Elvis Costello pays tribute to 1982 album in Palace show

“The band sounds wound up and off-hand at the same time,” wrote Elvis Costello in album notes for “G
Elvis Costello performs last April at the Theater at ACE Hotel in Los Angeles. (Los Angeles Times)
Elvis Costello performs last April at the Theater at ACE Hotel in Los Angeles. (Los Angeles Times)

ALBANY – “The band sounds wound up and off-hand at the same time,” wrote Elvis Costello in album notes for “Girls Girls Girls” (1976-86 compilation).

So it was at the Palace on Wednesday when he launched with “The Town Where Time Stood Still” but mostly stretched time, to 1982, to “Imperial Bedroom,” a masterpiece album of politics, sexual and otherwise. He played 13 of its 15 songs and a dozen mostly older tunes: some brutally terse, bold blurs of feeling; others, luxuriant band blasts.

In trademark (red) lid, (wide) lenses, sharp shoes and suit jacket, he looked years younger than keyboardist Steve Nieve and drummer Pete Thomas, bandmates since his punk-time Attractions. Bassist Davey Faragher and singers Kitten Kuroi and YahZarah in turn looked years younger than Elvis, whose good mood only revved up as the 2/3-full mostly boomers crowd warmed slowly to dance time in pumped up encores.

Costello happily celebrated bristling bon mots, merry/melancholy melodies and genial swagger, a perfectionist craftsman amid rough-and-ready punk; a pure popster raised by a big-band trumpeter in the echo of Johnny Rotten.

Costello played (mostly) electric or acoustic guitar, chopping chords restlessly against his band’s confident muscular riffing. With nowhere to hide (no other guitarist), Costello had to carry the weight, and did. Singers Kuroi and YahZarah were terrific, singing on the money and animating the songs with their moves.

Most melodies moved at medium tempos, framing words Costello occasionally explained. “Romantic misery” prompted “You Little Fool,” he said, but another note from “Girls Girls Girls” better highlights their off-hand, heads-up grace: “Words seemed to fly straight through the moving window and come out of my mouth or my pen.”

On Wednesday, they flew out of his cracked, quavering croon and the punch of his band.

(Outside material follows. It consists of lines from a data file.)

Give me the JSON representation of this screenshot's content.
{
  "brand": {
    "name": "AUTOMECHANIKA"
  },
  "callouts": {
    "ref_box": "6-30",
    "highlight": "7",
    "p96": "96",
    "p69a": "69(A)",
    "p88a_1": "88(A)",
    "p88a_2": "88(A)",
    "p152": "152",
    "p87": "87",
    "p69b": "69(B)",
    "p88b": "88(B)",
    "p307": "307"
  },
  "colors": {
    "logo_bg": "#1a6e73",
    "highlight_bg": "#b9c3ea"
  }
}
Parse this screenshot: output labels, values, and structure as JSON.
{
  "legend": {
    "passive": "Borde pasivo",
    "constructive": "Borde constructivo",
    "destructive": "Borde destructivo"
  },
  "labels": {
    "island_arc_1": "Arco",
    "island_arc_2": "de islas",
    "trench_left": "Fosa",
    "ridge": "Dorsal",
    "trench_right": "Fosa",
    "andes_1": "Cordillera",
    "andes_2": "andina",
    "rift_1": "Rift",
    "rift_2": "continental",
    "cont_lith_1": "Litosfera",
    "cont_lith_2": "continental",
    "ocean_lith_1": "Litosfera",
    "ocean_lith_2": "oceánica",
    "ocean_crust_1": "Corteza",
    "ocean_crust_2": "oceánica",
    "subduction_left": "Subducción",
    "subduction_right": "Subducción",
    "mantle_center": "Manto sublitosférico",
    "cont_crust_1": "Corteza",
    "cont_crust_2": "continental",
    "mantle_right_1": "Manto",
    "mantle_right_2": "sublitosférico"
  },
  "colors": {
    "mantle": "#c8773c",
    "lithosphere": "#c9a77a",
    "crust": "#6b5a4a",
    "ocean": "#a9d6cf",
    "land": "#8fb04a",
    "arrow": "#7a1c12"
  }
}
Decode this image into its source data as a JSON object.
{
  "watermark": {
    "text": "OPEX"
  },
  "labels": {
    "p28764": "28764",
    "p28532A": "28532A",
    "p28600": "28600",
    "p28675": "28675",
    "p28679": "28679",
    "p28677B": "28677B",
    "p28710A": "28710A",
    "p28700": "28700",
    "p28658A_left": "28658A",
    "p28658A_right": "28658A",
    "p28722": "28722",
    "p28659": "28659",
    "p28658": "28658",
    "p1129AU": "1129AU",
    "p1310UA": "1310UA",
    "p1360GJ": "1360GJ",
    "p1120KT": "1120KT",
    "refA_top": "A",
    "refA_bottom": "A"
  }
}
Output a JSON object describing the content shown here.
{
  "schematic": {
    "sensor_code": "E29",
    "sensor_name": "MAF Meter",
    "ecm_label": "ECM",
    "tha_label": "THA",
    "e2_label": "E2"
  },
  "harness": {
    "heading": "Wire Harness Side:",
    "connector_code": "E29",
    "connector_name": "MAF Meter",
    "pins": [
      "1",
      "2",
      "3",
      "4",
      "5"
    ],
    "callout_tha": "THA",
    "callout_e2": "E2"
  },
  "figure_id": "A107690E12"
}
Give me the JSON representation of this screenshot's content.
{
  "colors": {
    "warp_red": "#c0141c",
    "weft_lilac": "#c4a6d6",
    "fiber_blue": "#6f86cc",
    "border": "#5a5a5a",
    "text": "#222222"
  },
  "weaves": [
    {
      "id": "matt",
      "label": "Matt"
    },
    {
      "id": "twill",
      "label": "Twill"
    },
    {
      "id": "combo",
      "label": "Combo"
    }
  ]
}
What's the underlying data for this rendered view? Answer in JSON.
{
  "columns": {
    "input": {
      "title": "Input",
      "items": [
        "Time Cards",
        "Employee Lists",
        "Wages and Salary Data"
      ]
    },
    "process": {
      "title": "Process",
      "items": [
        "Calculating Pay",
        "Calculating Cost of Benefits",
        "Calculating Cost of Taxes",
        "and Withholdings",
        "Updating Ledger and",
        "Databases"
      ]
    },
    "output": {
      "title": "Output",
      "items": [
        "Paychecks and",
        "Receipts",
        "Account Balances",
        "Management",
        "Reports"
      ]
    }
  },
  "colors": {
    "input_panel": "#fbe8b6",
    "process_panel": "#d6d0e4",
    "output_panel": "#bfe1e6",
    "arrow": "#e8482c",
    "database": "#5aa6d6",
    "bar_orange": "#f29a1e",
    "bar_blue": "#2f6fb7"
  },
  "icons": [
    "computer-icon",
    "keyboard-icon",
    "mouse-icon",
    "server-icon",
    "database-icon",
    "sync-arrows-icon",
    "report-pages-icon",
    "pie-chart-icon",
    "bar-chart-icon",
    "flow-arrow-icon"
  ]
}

“Lipstick Vogue” hit an early taut peak, echoed after the rueful “…And in Every Home” by the flip fatalism of “Accidents Will Happen;” the aching, limping waltz “You Little Fool” by punk strut “Moods for Moderns.” He kept things moving, kaleidoscopic, with only “Watching the Detectives” reflecting his love of reggae. But many songs, masterpieces of compression, offered bold internal contrasts: “Shabby Doll” started quietly then burst into vast guitar noise. The set-closing “Man Out of Time” (which Costello proudly is) grew from the stretched coda of the fan-requested “Beyond Belief” into a majestic Nieve piano exploration somewhere between Chopin and Monk.

A bit past an hour into his two-hour show, Costello sent the band off to sing “Alison” with just Kuroi and YahZarah and followed with sad piano-bar nightmares “Shot With His Own Gun” and “Almost Blue” accompanied only by Nieve’s Steinway. The sometimes talky crowd sat in awed silence.

After a few more fast-slow pairs, Costello stepped on the gas with generous encores of “Everyday I Write the Book,” the torchy “Town Cryer,” then the everybody-up exuberance of “Clubland,” “Pump It Up” and a revved “(What’s so Funny ’bout) Peace, Love and Understanding” — a knockout finish.